Rear Admiral Matthew Klunder, the chief of Naval Research, told a round table group recently the futuristic electromagnetic rail gun had already undergone extensive testing on land and would be mounted on the USNS Millinocket, a high-speed vessel, for sea trials beginning in 2016.
"It's now reality and it's not science fiction. It's actually real. You can look at it.

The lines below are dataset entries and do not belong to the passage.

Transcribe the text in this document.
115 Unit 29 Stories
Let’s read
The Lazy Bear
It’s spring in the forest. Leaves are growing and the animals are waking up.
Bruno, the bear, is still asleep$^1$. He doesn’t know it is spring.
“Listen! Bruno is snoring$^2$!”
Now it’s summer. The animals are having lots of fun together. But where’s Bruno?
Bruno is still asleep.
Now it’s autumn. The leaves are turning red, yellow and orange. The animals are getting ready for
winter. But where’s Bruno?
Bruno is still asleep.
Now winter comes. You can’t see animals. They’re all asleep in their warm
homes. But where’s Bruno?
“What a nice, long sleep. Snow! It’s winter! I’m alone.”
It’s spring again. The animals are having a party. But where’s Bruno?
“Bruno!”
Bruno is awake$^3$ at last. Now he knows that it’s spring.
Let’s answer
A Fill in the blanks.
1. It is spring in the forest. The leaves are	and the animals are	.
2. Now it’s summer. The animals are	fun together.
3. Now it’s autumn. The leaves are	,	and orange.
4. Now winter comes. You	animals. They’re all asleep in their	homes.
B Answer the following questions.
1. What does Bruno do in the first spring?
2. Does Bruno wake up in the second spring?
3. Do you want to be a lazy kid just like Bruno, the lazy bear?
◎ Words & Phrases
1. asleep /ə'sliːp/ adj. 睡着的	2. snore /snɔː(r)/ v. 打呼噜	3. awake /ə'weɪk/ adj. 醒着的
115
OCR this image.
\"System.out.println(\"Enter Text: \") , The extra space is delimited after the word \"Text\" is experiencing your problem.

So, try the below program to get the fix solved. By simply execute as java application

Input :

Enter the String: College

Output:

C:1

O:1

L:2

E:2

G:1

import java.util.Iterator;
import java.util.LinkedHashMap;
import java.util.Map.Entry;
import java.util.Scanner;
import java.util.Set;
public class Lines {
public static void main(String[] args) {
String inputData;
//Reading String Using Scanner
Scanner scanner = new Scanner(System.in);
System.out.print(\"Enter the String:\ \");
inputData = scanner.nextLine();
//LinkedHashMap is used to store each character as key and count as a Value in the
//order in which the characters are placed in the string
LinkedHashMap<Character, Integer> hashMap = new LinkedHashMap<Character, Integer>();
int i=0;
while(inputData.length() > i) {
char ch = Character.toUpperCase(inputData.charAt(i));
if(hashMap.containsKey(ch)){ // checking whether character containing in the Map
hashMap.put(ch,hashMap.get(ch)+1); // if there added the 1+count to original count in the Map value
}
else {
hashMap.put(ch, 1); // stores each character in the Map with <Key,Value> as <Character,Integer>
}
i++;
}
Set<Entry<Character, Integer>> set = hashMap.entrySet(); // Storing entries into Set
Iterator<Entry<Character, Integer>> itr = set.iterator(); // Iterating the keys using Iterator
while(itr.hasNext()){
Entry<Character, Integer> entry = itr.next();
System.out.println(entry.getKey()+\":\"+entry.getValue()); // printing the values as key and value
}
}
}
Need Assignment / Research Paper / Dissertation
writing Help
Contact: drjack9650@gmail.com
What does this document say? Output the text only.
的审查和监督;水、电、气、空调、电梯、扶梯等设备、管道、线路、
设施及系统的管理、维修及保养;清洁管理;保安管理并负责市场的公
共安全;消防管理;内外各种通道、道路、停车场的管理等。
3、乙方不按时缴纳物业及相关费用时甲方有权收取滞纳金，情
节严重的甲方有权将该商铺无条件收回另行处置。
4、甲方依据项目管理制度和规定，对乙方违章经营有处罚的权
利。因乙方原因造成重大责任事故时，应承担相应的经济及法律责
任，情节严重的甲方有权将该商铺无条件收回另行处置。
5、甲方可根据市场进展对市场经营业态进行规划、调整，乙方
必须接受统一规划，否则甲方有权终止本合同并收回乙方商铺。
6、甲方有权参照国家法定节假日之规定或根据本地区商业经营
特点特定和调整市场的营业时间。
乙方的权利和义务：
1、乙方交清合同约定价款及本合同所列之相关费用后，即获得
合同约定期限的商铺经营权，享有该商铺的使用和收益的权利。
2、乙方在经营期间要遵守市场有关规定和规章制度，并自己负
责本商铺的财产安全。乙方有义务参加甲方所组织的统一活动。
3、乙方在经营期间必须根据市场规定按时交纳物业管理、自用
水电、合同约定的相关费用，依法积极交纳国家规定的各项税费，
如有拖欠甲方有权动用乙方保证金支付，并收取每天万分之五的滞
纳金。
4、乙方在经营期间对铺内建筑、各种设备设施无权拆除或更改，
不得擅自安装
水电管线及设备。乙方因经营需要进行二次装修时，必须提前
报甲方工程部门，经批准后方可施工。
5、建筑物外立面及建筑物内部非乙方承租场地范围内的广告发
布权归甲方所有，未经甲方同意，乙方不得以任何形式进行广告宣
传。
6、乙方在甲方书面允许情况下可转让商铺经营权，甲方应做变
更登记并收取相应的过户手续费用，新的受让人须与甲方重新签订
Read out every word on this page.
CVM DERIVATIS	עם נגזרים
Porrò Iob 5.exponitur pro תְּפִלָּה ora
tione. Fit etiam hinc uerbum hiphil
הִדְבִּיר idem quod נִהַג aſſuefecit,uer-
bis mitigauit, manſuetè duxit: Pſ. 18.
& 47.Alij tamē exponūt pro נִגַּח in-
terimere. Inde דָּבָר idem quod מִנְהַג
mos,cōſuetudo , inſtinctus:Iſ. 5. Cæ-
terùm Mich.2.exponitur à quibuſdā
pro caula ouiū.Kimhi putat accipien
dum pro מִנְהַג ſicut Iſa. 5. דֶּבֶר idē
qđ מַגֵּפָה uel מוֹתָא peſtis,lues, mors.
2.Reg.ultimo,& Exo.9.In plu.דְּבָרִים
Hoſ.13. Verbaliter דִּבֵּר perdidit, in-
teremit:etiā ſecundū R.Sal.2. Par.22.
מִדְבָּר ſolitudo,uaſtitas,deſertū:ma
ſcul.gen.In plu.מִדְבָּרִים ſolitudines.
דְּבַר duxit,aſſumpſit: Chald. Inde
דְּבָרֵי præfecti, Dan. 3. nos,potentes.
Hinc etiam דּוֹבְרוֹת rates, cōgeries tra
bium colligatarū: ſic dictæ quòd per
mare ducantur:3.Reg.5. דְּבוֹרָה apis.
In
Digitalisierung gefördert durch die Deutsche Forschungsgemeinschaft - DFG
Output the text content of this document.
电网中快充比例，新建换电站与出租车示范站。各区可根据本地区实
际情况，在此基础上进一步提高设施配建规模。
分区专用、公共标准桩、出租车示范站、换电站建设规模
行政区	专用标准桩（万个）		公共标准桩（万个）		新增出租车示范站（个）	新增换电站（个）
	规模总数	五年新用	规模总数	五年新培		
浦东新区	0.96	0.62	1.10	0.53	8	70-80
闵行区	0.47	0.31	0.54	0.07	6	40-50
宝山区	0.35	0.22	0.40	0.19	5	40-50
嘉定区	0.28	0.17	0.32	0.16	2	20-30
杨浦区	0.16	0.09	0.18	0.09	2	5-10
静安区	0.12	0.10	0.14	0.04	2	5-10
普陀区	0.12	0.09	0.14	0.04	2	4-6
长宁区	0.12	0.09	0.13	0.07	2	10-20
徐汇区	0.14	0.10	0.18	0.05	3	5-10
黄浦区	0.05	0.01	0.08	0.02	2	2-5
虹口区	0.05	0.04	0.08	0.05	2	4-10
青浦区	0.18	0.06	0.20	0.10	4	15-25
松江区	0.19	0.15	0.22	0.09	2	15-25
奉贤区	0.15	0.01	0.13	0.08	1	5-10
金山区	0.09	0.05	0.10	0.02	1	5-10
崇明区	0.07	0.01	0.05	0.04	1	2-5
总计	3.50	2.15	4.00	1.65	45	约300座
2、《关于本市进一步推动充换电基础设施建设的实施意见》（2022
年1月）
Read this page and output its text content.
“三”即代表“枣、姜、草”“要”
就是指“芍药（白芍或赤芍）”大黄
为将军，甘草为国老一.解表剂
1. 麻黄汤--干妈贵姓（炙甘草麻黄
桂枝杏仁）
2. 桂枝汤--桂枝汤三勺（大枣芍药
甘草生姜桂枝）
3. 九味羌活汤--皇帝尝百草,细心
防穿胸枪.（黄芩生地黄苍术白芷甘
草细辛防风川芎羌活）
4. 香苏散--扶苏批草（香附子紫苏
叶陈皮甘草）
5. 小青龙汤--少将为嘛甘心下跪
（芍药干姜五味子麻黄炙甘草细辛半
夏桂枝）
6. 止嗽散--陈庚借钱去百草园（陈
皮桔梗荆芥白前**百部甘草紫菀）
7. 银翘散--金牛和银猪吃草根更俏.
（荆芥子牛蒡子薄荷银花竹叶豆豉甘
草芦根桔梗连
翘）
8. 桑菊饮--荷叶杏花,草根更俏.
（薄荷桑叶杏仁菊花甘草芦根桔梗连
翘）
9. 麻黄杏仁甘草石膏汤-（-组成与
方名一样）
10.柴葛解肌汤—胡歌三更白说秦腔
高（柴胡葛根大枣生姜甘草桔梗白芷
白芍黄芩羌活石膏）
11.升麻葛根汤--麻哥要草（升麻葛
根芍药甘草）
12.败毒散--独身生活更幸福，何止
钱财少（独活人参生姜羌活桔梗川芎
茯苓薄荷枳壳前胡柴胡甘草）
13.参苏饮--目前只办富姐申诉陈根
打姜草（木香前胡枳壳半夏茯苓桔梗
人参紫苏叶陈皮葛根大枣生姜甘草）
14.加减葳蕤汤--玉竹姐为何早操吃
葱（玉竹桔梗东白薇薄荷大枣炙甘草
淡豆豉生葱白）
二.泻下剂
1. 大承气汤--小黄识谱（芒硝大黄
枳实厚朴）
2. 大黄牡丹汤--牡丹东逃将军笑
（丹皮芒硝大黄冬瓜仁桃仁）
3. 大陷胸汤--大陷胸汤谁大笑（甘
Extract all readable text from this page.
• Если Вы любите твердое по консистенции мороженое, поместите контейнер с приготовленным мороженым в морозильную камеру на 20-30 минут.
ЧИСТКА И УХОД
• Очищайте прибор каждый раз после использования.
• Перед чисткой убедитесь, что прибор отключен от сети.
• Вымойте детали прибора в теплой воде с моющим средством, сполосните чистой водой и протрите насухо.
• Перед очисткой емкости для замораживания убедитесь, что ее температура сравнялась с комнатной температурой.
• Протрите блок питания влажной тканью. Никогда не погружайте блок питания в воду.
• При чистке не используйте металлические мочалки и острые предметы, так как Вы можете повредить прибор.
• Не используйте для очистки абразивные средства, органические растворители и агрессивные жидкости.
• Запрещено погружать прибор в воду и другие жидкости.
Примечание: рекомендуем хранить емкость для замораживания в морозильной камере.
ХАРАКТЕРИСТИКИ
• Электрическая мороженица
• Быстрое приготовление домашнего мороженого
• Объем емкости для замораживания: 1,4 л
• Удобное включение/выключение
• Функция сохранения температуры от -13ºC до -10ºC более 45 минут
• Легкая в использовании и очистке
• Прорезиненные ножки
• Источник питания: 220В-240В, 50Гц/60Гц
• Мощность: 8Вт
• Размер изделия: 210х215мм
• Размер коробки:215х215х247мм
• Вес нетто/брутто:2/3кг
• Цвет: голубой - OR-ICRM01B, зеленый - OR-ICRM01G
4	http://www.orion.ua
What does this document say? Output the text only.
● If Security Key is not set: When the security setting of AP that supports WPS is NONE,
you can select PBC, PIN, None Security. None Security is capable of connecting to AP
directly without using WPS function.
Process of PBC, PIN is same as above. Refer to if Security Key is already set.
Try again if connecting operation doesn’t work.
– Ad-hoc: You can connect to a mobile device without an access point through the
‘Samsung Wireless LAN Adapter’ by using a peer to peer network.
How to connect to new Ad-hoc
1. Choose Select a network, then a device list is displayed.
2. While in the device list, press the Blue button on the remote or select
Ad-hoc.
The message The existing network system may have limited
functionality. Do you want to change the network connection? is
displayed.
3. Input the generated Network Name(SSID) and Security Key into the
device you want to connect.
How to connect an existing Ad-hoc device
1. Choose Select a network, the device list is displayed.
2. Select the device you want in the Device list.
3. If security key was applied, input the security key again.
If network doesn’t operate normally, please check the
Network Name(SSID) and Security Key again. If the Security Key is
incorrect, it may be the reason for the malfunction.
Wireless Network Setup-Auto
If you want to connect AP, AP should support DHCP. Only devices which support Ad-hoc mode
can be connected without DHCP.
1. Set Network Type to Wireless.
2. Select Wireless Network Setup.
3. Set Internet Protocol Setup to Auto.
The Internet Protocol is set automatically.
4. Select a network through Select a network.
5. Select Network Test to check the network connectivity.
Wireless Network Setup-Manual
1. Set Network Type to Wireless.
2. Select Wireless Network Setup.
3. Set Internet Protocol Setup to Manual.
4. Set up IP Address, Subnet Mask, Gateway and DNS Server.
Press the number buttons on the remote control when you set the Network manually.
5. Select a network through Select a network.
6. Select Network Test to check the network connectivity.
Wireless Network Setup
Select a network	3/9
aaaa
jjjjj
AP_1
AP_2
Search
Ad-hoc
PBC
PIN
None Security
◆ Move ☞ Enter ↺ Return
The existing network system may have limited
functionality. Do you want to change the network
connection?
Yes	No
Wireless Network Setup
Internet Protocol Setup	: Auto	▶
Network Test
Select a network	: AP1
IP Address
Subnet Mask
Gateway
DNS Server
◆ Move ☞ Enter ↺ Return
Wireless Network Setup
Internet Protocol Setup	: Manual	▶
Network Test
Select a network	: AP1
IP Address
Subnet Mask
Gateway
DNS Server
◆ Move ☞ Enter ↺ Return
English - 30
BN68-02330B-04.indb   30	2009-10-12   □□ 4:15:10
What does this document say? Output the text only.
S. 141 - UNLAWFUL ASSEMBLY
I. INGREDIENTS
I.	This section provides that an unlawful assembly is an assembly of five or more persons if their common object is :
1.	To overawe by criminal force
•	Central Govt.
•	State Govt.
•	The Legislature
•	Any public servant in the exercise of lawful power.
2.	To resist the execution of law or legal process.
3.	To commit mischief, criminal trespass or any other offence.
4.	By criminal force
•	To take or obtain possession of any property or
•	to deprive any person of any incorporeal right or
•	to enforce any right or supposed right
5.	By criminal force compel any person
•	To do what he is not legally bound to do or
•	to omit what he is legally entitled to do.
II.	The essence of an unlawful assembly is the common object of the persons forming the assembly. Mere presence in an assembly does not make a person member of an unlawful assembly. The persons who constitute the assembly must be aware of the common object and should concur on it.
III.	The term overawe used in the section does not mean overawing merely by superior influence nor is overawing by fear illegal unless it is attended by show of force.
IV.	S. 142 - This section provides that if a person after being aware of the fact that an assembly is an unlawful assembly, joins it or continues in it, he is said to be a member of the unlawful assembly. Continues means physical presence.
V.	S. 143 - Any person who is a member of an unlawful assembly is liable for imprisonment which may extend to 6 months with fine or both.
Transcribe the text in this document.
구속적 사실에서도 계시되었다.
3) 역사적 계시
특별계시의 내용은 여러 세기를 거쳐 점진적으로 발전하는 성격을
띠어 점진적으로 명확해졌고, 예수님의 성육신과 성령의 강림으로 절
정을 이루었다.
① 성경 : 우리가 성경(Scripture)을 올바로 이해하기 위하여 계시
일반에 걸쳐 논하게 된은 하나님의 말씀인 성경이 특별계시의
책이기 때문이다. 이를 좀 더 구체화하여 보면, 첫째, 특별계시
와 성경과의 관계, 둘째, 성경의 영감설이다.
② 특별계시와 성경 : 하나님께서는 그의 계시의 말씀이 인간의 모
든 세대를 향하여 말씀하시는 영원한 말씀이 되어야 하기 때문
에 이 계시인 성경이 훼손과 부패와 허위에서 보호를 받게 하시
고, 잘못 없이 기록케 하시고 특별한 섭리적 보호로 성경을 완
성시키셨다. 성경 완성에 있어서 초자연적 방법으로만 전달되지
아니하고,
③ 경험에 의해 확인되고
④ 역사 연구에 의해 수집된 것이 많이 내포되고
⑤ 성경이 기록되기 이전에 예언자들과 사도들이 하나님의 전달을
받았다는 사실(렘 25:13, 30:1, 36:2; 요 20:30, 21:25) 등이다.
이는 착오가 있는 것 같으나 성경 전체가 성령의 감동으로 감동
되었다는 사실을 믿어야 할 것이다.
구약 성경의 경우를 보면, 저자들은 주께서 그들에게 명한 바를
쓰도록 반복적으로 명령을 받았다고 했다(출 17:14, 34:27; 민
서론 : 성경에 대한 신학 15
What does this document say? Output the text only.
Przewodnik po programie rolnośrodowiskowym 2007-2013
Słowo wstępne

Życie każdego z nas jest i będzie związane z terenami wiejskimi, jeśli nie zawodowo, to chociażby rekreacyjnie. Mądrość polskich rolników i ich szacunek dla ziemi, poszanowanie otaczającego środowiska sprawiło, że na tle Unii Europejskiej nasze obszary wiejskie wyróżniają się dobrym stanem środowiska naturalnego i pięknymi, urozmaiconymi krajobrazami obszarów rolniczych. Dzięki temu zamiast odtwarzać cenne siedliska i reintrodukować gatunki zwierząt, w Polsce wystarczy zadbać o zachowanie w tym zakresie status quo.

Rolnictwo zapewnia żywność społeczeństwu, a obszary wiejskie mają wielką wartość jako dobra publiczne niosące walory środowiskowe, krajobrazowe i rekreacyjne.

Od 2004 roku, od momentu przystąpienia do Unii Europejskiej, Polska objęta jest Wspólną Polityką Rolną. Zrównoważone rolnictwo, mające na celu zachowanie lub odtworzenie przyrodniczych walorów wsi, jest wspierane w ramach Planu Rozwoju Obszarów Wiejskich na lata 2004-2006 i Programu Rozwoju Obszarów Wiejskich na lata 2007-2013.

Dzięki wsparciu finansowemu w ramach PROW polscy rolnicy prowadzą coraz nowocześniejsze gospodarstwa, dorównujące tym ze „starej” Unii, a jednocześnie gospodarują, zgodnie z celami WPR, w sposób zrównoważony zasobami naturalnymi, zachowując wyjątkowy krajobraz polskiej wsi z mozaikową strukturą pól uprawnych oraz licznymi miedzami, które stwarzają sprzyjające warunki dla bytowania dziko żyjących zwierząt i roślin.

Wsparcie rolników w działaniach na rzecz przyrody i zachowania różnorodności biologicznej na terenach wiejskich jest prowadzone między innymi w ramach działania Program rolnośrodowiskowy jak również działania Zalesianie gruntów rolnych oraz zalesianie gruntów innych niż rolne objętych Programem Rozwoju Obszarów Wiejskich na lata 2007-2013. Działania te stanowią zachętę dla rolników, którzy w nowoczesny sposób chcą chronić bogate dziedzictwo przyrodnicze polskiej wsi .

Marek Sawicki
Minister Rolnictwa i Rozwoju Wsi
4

It's firing," said Klunder, who planned to discuss progress on the system later on Monday with military and industry leaders at a major maritime event - the Sea-Air-Space Exposition - near Washington.
"It will help us in air defense, it will help us in cruise missile defense, it will help us in ballistic missile defense," he said. "We're also talking about a gun that's going to shoot a projectile that's about one one-hundredth of the cost of an existing missile system today."
The Navy research chief said that cost differential - $25,000 for a railgun projectile versus $500,000 to $1.5 million for a missile - will make potential enemies think twice about the economic viability of engaging U.S. forces.
"That ... will give our adversaries a huge moment of pause to go: 'Do I even want to go engage a naval ship?'" Klunder told reporters. "You could throw anything at us, frankly, and the fact that we now can shoot a number of these rounds at a very affordable cost, it's my opinion that they don't win."
U.S. officials have voiced concerns that tight defense budgets could cause the Pentagon to lose its technological edge over China, Russia and other rivals, who have been developing antiship ballistic missile systems and integrated air defenses capable of challenging U.S. air and naval dominance.
Weapons like the electromagnetic rail gun could help U.S. forces retain their edge and give them an asymmetric advantage over rivals, making it too expensive to use missiles to attack U.S. warships because of the cheap way to defeat them.
Railguns use electromagnetic energy known as the Lorenz Force to launch a projectile between two conductive rails. The high-power electric pulse generates a magnetic field to fire the projectile with very little recoil, officials said.
The U.S. Navy has funded two single-shot railgun prototypes, one by privately held General Atomics and the other by BAE Systems. Klunder said he had selected BAE for the second phase of the project, which will look at developing a system capable of firing multiple shots in succession.
Current projectiles leaving a railgun have a muzzle energy of about 32 megajoules of force, said Rear Admiral Bryant Fuller, the Navy's chief engineer. He said one megajoule would move a one-ton object at about 100 mph (160 kph).
"We're talking about a projectile that we're going to send well over 100 miles (160 km), we're talking about a projectile that can go over Mach 7 (5,328 mph/8,575 kph), we're talking about a projectile that can go well into the atmosphere," Klunder said.
Ships can carry dozens of missiles, but they could be loaded with hundreds of railgun projectiles, he said.
"Your magazine never runs out, you just keep shooting, and that's compelling," Klunder said.
The 2016 sea trials will be conducted aboard the joint forces high-speed cargo ship because it has the space to carry the system on its deck and in its cargo bay. Officials said they would begin looking at integrating the system into warships after 2018.